La crisi è quel momento in cui il vecchio muore e il nuovo stenta a nascere. Antonio Gramsci

giovedì 5 gennaio 2017

Un’ipocrisia tutta italiana

di Alessandro Dal Lago
La protesta del Centro di prima accoglienza di Cona, in seguito alla morte di una donna ivoriana, fa emergere le contraddizioni, le ipocrisie, l’arretratezza civile e istituzionale dell’Italia quando si affronta la questione dei migranti. E porta alla luce, se solo si dà un’occhiata ai blog e ai commenti online sui quotidiani, quanto di torbido si muove nella pancia del paese (e che viene sfruttato a fini elettorali non solo dai movimenti xenofobi e populisti, ma anche da alcuni ministri del governo post-renziano). Con metà di un continente, l’Asia, in preda a guerre di ogni tipo, e con un altro, l’Africa, stremato da fame, povertà, conflitti armati, dittature e guerre per bande, pensare di fermare migranti e profughi è peggio di un’illusione: è un puro e semplice incentivo alle stragi nei deserti e in mare.
Quali che siano le spinte a lasciare i propri paesi – la fuga dalle bombe, la mera sopravvivenza, una vita decente, il miraggio del benessere, il ricongiungimento famigliare e così via – queste sono oggi più potenti della paura di morire prima di arrivare a destinazione. I migranti conoscono i rischi del viaggio, in un mondo in cui l’informazione è ubiqua. Ed è del tutto ovvio che, data la vastità della domanda, c’è chi organizza l’offerta: i passeur, gli scafisti, i signori della guerra e i governi che lucrano sulla disperazione.
Ma ridurre il problema agli intermediari è una prova di ottusità. Migranti e profughi continueranno ad arrivare finché le cause delle partenze resteranno. Pensare di diminuire i numeri degli arrivi con elargizioni, vere e proprie elemosine, alla Tunisia, ai signori della guerra libici e a uno stato come il Niger, crocevia delle migrazioni africane verso il Mediterraneo, è ridicolo.
Ci hanno provato Prodi, Amato, Pisanu e comprimari vari. Non ci riuscirà Minniti. Per un motivo molto semplice. Come è del tutto evidente, le controparti africane – stati disgregati o signori della guerra – hanno tutto l’interesse a non bloccare i passaggi, per continuare a incassare la mancia. Quello che faranno, e che hanno già fatto ai tempi di Gheddafi, è vessare i migranti che vengono da altri paesi, spogliarli e internarli in condizioni inimmaginabili. La missione africana di Minniti sarebbe una farsa, se non comportasse queste tragedie.

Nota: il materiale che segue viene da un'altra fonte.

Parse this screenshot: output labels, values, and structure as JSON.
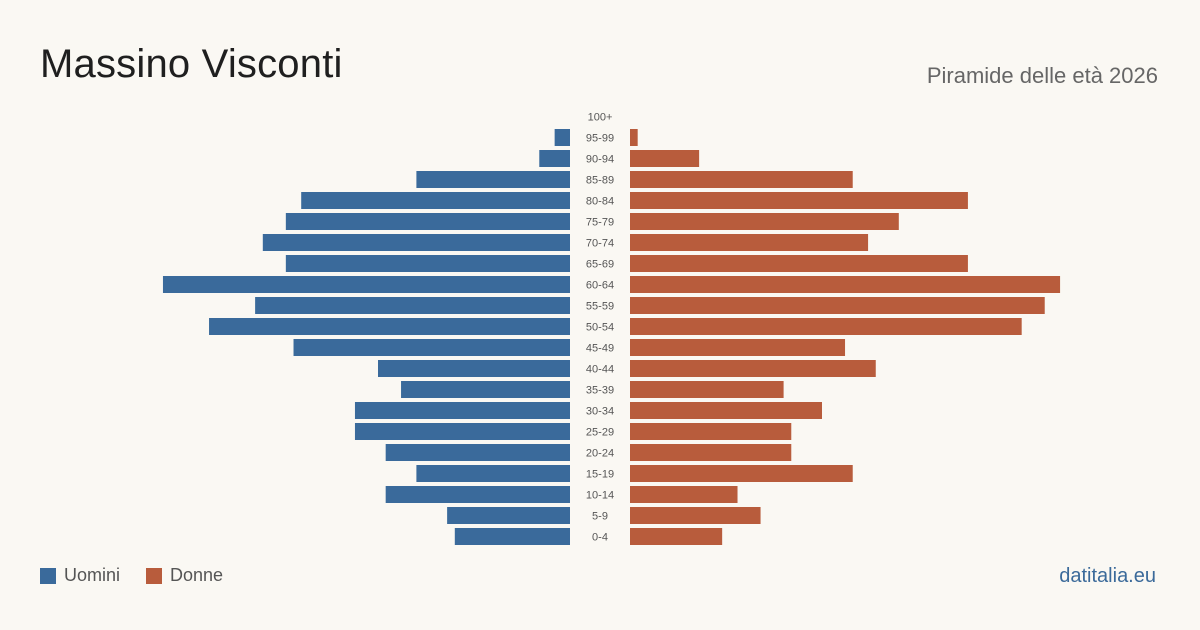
{
  "header": {
    "title": "Massino Visconti",
    "subtitle": "Piramide delle età 2026"
  },
  "legend": {
    "men_label": "Uomini",
    "women_label": "Donne"
  },
  "brand": "datitalia.eu",
  "colors": {
    "men": "#3a6a9b",
    "women": "#b85c3c",
    "background": "#faf8f3"
  },
  "chart_data": {
    "type": "bar",
    "orientation": "horizontal-pyramid",
    "categories": [
      "100+",
      "95-99",
      "90-94",
      "85-89",
      "80-84",
      "75-79",
      "70-74",
      "65-69",
      "60-64",
      "55-59",
      "50-54",
      "45-49",
      "40-44",
      "35-39",
      "30-34",
      "25-29",
      "20-24",
      "15-19",
      "10-14",
      "5-9",
      "0-4"
    ],
    "series": [
      {
        "name": "Uomini",
        "values": [
          0,
          2,
          4,
          20,
          35,
          37,
          40,
          37,
          53,
          41,
          47,
          36,
          25,
          22,
          28,
          28,
          24,
          20,
          24,
          16,
          15
        ]
      },
      {
        "name": "Donne",
        "values": [
          0,
          1,
          9,
          29,
          44,
          35,
          31,
          44,
          56,
          54,
          51,
          28,
          32,
          20,
          25,
          21,
          21,
          29,
          14,
          17,
          12
        ]
      }
    ],
    "xlim": [
      0,
      56
    ],
    "grid": false,
    "legend_position": "bottom-left"
  }
}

Migranti e profughi continueranno ad arrivare. E poiché, al di là dei proclami, mancano i fondi per i rimpatri, ecco l’idea geniale di Minniti: moltiplicare i Cie, cioè le prigioni extra-legali in cui migranti e profughi saranno parcheggiati per mesi, in attesa di essere congedati con un panino, una bottiglia d’acqua e, se va bene, un biglietto dell’autobus. Parcheggiati e poi fatti sparire perché non diano fastidio, con la loro presenza, ai cittadini che si mettono sul piede di guerra non appena avvistato uno straniero all’orizzonte (come a Goro). D’altra parte, se le condizioni del Cpa di Cona sono quelle che abbiamo visto, figuratevi i Cie, militarizzati e sottratti a ogni sguardo o controllo pubblico.
Migranti e profughi continueranno ad arrivare. Ma è del tutto evidente come le nostre autorità non abbiano in mente alcuna strategia di medio o lungo periodo per integrare legalmente i migranti e profughi nella società italiana, e cioè nei sistemi del lavoro, nell’abitazione, nell’educazione e così via.

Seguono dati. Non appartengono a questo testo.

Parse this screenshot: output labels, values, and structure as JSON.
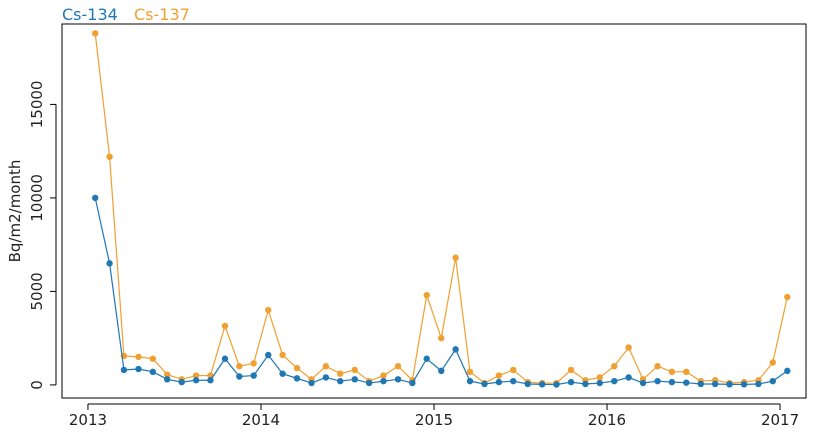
{
  "chart_data": {
    "type": "line",
    "ylabel": "Bq/m2/month",
    "xlim": [
      2012.85,
      2017.15
    ],
    "ylim": [
      -700,
      19300
    ],
    "xticks": [
      2013,
      2014,
      2015,
      2016,
      2017
    ],
    "yticks": [
      0,
      5000,
      10000,
      15000
    ],
    "grid": false,
    "legend": "top-left",
    "x": [
      2013.042,
      2013.125,
      2013.208,
      2013.292,
      2013.375,
      2013.458,
      2013.542,
      2013.625,
      2013.708,
      2013.792,
      2013.875,
      2013.958,
      2014.042,
      2014.125,
      2014.208,
      2014.292,
      2014.375,
      2014.458,
      2014.542,
      2014.625,
      2014.708,
      2014.792,
      2014.875,
      2014.958,
      2015.042,
      2015.125,
      2015.208,
      2015.292,
      2015.375,
      2015.458,
      2015.542,
      2015.625,
      2015.708,
      2015.792,
      2015.875,
      2015.958,
      2016.042,
      2016.125,
      2016.208,
      2016.292,
      2016.375,
      2016.458,
      2016.542,
      2016.625,
      2016.708,
      2016.792,
      2016.875,
      2016.958,
      2017.042
    ],
    "series": [
      {
        "name": "Cs-134",
        "color": "#1f77b4",
        "values": [
          10000,
          6500,
          800,
          850,
          700,
          300,
          150,
          250,
          250,
          1400,
          450,
          500,
          1600,
          600,
          350,
          100,
          400,
          200,
          300,
          100,
          200,
          300,
          100,
          1400,
          750,
          1900,
          200,
          50,
          150,
          200,
          50,
          30,
          20,
          150,
          50,
          100,
          200,
          400,
          100,
          200,
          150,
          120,
          50,
          50,
          30,
          30,
          50,
          200,
          750
        ]
      },
      {
        "name": "Cs-137",
        "color": "#f0a030",
        "values": [
          18800,
          12200,
          1550,
          1500,
          1400,
          550,
          300,
          500,
          500,
          3150,
          1000,
          1150,
          4000,
          1600,
          900,
          300,
          1000,
          600,
          800,
          200,
          500,
          1000,
          250,
          4800,
          2500,
          6800,
          700,
          100,
          500,
          800,
          150,
          100,
          100,
          800,
          250,
          400,
          1000,
          2000,
          300,
          1000,
          700,
          700,
          200,
          250,
          100,
          150,
          250,
          1200,
          4700
        ]
      }
    ]
  }
}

Abbandonati a loro stessi, migranti e profughi vivranno nel limbo dell’inesistenza sociale. E l’ostilità dei paesani, per quanto nutrita di leggende e pregiudizi, non potrà che aumentare.
Migranti e profughi continueranno ad arrivare nei paesi europei di frontiera. Su questo punto non basta appellarsi all’Europa, con il cappello in mano, perché ne prenda un po’.

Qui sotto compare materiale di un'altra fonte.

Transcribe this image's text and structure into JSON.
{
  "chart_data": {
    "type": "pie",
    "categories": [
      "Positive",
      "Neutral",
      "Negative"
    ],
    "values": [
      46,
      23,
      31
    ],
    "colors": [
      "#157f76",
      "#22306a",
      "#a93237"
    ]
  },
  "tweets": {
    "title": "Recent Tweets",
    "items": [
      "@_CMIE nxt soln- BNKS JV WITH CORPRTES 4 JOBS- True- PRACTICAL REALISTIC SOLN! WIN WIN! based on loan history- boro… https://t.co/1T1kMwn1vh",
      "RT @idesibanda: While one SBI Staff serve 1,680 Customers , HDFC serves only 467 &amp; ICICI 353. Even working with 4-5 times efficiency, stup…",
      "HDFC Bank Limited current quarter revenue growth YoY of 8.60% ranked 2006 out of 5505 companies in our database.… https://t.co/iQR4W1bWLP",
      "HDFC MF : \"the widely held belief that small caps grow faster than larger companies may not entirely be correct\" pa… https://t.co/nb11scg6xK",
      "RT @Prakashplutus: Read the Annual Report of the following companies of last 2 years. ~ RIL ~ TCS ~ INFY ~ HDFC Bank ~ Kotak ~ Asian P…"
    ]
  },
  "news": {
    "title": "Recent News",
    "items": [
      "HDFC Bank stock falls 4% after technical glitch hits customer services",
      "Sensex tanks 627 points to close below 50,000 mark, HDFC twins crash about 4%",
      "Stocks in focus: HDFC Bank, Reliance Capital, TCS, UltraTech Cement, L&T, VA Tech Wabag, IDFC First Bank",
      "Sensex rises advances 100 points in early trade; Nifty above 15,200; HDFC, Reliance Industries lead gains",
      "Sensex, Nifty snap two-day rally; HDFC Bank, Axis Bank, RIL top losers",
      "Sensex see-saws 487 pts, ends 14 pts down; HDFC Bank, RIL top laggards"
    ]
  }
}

Bisognerebbe pensare a un piano di inclusione continentale e sanzionare le inadempienze dei governi fascistoidi di Ungheria o Polonia. Ma è del tutto evidente che né Juncker, né Merkel imboccheranno questa strada. Tanto meno se il loro interlocutore è un Alfano o, in un futuro non del tutto improbabile, un Di Maio.